The village dates back to the 13th century and gradually grew until the population peaked at 2,500 in 1876. Since then, it has steadily declined until in 2007 there were only some 360 residents left. Landmarks include the 17th-century stone windmill, one of the oldest in the country, and the cooling tower of the nuclear power station built there between 1969 and 1985.
The village has long been threatened by the expansion of the port of Antwerp, and its fate was apparently sealed in June 1999 when the Flemish government announced that Doel had to disappear. Since then, residents have fought to overturn the decision, claiming there is no actual expansion planned which makes the razing of Doel necessary, and no economic reason to consider expanding port facilities in the near future.
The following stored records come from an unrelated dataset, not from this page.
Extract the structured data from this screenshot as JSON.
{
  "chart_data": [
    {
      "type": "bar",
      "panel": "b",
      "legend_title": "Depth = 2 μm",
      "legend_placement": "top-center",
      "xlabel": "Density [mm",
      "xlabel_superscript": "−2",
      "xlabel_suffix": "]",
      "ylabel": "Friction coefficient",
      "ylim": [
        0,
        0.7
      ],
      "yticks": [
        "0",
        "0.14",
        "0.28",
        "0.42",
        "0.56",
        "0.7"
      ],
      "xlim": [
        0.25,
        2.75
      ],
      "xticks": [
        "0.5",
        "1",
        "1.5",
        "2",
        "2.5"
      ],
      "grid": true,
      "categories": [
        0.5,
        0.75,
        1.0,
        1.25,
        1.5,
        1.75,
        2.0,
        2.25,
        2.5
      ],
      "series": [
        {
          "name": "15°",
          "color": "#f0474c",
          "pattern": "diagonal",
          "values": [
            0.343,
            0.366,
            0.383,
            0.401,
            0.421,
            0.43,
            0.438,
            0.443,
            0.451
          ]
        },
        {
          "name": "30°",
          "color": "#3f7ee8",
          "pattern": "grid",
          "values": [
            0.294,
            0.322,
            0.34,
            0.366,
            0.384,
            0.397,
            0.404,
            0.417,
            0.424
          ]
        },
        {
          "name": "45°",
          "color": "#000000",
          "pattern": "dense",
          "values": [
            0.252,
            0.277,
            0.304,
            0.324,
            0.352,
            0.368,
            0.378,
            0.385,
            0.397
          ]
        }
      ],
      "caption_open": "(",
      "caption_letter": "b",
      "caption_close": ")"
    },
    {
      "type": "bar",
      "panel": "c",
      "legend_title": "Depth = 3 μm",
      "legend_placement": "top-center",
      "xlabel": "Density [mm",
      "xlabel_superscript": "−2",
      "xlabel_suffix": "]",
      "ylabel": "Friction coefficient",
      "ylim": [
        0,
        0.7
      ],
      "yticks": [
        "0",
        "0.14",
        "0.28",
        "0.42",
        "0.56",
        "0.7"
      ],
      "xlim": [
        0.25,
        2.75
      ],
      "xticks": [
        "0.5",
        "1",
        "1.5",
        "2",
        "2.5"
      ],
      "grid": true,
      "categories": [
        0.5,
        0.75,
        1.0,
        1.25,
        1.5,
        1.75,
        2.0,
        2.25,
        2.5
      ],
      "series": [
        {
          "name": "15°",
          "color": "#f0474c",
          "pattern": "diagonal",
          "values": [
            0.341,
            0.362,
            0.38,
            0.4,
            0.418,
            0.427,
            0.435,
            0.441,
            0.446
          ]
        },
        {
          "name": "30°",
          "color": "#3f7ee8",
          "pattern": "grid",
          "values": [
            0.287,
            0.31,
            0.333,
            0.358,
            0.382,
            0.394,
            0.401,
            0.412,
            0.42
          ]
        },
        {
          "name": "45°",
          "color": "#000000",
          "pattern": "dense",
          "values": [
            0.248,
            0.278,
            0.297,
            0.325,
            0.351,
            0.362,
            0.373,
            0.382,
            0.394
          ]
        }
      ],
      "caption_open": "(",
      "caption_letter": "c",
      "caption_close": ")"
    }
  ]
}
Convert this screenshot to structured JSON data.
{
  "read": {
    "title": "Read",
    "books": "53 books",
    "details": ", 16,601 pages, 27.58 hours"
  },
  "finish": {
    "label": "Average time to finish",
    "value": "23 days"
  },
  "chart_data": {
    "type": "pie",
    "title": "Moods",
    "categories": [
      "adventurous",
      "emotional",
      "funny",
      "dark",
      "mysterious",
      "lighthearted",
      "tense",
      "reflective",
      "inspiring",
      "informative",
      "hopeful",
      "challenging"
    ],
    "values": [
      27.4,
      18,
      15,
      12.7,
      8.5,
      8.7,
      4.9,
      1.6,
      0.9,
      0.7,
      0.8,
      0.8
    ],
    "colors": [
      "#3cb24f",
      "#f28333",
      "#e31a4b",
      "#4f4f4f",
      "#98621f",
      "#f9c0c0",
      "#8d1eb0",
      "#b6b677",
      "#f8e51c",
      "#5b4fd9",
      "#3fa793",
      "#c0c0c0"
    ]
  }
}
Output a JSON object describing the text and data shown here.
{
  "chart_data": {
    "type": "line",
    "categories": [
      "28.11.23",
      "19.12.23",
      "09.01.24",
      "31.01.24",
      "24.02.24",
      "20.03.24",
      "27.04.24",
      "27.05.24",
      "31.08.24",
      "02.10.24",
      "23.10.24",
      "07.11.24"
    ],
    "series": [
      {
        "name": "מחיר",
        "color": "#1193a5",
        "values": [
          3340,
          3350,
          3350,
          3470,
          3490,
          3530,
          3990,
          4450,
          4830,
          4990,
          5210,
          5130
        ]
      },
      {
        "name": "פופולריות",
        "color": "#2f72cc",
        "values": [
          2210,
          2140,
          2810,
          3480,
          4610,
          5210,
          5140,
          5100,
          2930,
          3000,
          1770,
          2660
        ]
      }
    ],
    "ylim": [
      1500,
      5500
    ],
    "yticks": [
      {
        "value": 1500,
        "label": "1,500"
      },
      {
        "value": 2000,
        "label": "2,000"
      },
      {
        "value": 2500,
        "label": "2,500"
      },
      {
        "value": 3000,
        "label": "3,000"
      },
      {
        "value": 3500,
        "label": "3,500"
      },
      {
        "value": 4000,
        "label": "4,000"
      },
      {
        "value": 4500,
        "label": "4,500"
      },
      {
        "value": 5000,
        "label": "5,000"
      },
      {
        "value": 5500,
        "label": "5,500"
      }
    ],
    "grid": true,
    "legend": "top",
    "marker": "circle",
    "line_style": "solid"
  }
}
The plans, nevertheless, have gone ahead, with the demolition of unoccupied buildings, and an increasing state of siege for those who remain behind – some of whom, it has to be said, were not residents of the village until the protests started.
The organisation in charge of the removal of Doel, the Scheldt Left Bank Agency, began demolishing unoccupied buildings in the village, ostensibly as a safety measure, although most of them were in a perfectly habitable state, and also to prevent squatting by incoming protestors.
The court of appeal in Ghent in March of last year ordered that to stop, and a court in Dendermonde even threatened to fine the agency if it did not comply. Not only were the demolitions against environment laws, they also worsened safety, and had an intimidating effect on remaining residents, the court in Ghent said.
Finally, in August last year, when the official population of the village had dropped to 84 people in 49 households, of whom 45 were original Doelenaars, the right to remain in Doel, which had been granted to people whose houses were sold to the agency and which had been extended in 2007, finally ran out. That leaves only 11 families who did not sell out, and who may remain.
The court has now decided to extend the right of residence until a final judgement, expected in March or April next year. The ban on demolitions is extended, on pain of a €50,000 per day fine. In addition, the Agency is ordered to do more to maintain the empty houses and land in its possession, for example by protecting boarded-up houses against vandals.
“This is not a definitive solution,” said Jan Creve, spokesman for protest group Doel 2020. “It’s the same story we’ve heard so many times before. The question is whether the Flemish government is going to go ahead with this war of attrition, or whether it will look for a durable solution. From an economic point of view, there is no urgency in extending the port,” he said.